A master plan for the old Van Buskirk Golf Course in south Stockton got the go-ahead from City Council this week, but the project’s completion is likely many years and hundreds of millions of dollars away.
Stockton City Council unanimously approved a repurposing master plan at its meeting Tuesday for the former municipal golf course which was closed down by Council more than three years ago.
Stockton City Councilmember Kimberly Warmsley, who grew up in south Stockton, reminisced about walking past the golf course everyday as a child on her way to the bus stop. Back then it was one of the most beautiful courses in the city, she said.
Today, the course sits fallow and is a ghost of its former self.
“To see (Van Buskirk) in its current state, it’s heartbreaking,” Warmsley said, but expressed her excitement at the possibilities this new plan represents. “To see this proposal, and what it will bring to the community is heartfelt.”
The new proposed layout reimagines the old course as a multi-purpose recreation hub, including a BMX track, skate park, basketball courts, dog park, event center and community garden, as well as areas that could serve as potential flood control space and wetland restoration.
Even some fairways have been kept on the master plan’s recreational menu for training purposes and a possible golf academy.
But city staff and the design consults brought in by the city to research and draft the Van Buskirk plan said that coming up with a locked-in timeline for the complete renovation of the course is tricky.
Steve Noll, principal at Design Workshop, told council that many factors contribute to how fast a project like this gets done, such as funding sources and community partnerships.
“I usually try not to put any dates and times, because you never know what’s going to happen,” Noll said.
The project will also take hundreds of millions of dollars to complete and then Stockton will be challenged with how to fund the upkeep once it’s built, city officials said. City Manager Harry Black noted that the city will pursue grants and other funding opportunities but said the importance of transparency and being prudent.
“The key is this is a vision, this is a goal, this is a target,” Black said. “But at the same time, we need to be realistic with respect to high expectations as well.”
In 1957, the Van Buskirk property was deeded to the city of Stockton by Charles and Bertha Van Buskirk under the stipulation that it be used as a public park or for other public recreation less it return to the couple’s heirs.
The 214-acre parcel of land sits between Highway 4 and Interstate 5, encompassed by Houston Avenue to the north and levees of the San Joaquin River and the French Camp and Walker sloughs to the south. The old municipal golf course, which takes up 192 acres of the property, operated for about 60 years before being fully shut down in August 2019. The east end of the site currently boasts a community center and park.
After being denied state funds to renovate Van Buskirk, the city put out a request for proposals for a strategic reuse plan in January 2020, ultimately awarding the contract to the international design company Design Workshop.

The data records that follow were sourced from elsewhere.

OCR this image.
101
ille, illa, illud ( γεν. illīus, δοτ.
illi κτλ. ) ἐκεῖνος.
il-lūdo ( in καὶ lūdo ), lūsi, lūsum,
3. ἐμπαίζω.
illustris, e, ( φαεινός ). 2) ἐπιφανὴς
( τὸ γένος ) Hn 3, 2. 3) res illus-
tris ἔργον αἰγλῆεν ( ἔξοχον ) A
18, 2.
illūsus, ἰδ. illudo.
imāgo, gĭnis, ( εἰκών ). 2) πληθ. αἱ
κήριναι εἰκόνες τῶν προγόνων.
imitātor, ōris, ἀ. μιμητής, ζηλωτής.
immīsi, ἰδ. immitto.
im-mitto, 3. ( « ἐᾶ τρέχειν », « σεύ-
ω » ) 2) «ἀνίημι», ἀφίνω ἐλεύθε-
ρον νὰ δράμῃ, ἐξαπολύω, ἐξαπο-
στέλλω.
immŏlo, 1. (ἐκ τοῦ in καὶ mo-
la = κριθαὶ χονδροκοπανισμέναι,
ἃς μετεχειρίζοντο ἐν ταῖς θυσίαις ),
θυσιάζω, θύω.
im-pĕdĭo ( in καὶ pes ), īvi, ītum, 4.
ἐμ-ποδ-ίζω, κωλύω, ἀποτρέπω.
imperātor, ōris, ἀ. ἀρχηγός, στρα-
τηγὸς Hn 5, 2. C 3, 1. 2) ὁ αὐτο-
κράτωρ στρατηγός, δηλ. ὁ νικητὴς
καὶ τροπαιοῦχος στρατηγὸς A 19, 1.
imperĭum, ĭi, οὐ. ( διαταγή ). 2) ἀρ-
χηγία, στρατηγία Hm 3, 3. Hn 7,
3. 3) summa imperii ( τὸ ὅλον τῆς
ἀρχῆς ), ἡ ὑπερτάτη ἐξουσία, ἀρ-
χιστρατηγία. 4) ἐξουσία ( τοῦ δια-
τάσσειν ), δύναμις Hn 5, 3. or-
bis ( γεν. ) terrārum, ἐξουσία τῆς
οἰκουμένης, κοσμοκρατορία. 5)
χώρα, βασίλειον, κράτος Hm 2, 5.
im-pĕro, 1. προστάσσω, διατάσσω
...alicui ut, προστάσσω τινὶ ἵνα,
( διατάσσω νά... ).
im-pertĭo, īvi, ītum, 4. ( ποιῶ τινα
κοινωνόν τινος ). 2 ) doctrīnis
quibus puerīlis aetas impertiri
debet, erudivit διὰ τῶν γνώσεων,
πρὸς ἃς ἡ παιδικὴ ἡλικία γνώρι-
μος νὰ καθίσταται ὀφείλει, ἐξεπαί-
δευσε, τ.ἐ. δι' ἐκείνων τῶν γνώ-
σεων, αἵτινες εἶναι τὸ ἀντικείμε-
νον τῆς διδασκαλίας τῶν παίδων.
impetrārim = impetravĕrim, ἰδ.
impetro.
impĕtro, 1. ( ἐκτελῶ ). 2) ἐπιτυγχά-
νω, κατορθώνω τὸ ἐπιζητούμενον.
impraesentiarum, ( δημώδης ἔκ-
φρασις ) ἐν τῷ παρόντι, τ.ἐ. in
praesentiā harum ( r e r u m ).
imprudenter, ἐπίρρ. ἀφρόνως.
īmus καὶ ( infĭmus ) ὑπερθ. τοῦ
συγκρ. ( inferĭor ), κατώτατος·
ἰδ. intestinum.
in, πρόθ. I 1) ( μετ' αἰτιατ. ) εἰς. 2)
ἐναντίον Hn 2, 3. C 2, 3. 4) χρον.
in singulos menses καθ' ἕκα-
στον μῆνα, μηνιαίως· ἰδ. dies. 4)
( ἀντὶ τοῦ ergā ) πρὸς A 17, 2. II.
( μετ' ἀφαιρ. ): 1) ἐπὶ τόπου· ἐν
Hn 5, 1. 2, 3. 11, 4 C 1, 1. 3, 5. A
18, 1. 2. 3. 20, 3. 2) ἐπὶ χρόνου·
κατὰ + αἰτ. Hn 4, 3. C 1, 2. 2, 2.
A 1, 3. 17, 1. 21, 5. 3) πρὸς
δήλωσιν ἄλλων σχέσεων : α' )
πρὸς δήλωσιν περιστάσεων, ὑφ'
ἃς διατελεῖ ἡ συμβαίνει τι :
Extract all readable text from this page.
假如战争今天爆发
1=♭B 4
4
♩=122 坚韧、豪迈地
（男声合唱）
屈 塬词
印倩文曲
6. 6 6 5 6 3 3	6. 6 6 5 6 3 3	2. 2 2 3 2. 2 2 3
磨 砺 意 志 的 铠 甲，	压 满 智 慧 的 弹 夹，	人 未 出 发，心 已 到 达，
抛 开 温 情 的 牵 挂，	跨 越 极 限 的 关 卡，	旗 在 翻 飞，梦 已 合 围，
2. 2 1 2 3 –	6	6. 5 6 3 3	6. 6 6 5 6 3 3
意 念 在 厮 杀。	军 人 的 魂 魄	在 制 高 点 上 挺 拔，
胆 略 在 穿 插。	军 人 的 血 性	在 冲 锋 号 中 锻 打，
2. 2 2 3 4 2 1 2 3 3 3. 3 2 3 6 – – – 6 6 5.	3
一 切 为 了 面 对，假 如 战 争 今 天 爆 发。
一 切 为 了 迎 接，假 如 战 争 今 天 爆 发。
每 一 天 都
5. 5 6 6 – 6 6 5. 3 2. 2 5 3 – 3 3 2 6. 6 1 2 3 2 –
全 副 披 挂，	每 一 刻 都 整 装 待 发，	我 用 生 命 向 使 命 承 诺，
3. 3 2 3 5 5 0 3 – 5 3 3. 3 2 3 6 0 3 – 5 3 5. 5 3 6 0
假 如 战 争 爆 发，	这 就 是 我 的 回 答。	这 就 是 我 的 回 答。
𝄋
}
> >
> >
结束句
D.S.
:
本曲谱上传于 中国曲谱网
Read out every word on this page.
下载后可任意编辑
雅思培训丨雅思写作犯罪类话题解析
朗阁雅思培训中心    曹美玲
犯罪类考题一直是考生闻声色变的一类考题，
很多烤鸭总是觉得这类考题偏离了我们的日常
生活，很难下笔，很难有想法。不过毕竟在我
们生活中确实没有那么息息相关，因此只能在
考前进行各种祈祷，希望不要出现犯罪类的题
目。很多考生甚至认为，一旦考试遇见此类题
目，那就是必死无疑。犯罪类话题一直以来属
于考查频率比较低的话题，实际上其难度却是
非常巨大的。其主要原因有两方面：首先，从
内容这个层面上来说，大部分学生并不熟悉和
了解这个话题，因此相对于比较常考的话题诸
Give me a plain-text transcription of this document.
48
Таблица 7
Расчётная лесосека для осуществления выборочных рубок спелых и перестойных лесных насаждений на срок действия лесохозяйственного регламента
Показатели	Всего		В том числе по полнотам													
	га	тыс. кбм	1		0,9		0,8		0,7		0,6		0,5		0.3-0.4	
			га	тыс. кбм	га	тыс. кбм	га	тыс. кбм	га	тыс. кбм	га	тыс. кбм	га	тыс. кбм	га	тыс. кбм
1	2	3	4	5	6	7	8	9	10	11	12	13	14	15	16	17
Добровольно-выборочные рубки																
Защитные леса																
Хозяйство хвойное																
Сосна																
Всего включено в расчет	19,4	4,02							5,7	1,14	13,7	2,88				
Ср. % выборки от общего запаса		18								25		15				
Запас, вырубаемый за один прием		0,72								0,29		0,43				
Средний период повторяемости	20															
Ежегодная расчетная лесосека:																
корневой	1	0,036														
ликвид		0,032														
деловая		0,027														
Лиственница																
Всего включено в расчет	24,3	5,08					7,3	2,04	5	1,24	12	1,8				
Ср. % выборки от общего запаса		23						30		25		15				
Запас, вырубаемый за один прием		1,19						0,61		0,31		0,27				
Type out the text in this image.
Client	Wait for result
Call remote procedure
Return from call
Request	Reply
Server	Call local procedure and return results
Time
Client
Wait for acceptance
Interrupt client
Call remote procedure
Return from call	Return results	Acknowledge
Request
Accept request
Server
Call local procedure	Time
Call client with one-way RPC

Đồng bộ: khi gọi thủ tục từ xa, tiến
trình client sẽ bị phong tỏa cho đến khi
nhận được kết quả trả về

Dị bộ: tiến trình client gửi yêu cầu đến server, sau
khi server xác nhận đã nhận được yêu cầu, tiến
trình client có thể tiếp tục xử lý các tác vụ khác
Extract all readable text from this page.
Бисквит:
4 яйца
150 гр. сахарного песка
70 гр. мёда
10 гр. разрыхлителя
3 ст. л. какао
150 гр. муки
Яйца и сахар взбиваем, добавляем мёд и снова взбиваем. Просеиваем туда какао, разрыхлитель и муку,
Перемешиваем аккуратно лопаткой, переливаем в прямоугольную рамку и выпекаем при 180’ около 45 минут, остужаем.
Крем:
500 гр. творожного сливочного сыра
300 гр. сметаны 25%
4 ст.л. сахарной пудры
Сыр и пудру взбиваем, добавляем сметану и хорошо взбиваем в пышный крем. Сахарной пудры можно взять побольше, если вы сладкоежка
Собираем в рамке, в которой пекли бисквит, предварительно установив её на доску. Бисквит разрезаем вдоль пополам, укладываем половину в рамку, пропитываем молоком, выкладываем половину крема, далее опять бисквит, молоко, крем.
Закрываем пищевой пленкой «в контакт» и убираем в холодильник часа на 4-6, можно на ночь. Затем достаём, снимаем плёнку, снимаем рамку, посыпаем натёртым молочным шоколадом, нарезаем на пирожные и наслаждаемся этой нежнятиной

Feedback from the state “identified the benefit and need for a strategic reuse and design plan with additional outreach and engagement for the Van Buskirk property to guide the City in planning, partnerships, and potential funding sources for this facility,” according to agenda documents.
A series of meetings with the community and other stakeholders were held over a more than 12-month period to gain input on how VanBuskirk should be repurposed, city officials say. The results of those discussions were incorporated into the final plan.
If Council accepts the Van Buskirk master plan, the design will be used for promotion, to apply for funding and “finalize the necessary environmental documents,” according to agenda documents. A final master plan is slated to be brought back before Council for approval in September.
Kris Farro, city director of community services told council that approving the master plan gets the funding process started even if all the planning work hasn’t been finalized.
“This document is critical to us as it allows city staff to present a tangible project when soliciting grants and financial support for this project,” Farro said.
Both Farro and Councilmember Dan Wright also noted that repurposing Van Buskirk will likely be done in phases, with different portions of the project being completed in chunks as the funding is allocated.
“It is a big, hairy, audacious goal,” Wright said. “And if we get it done, it’s going to be a jewel for this city.”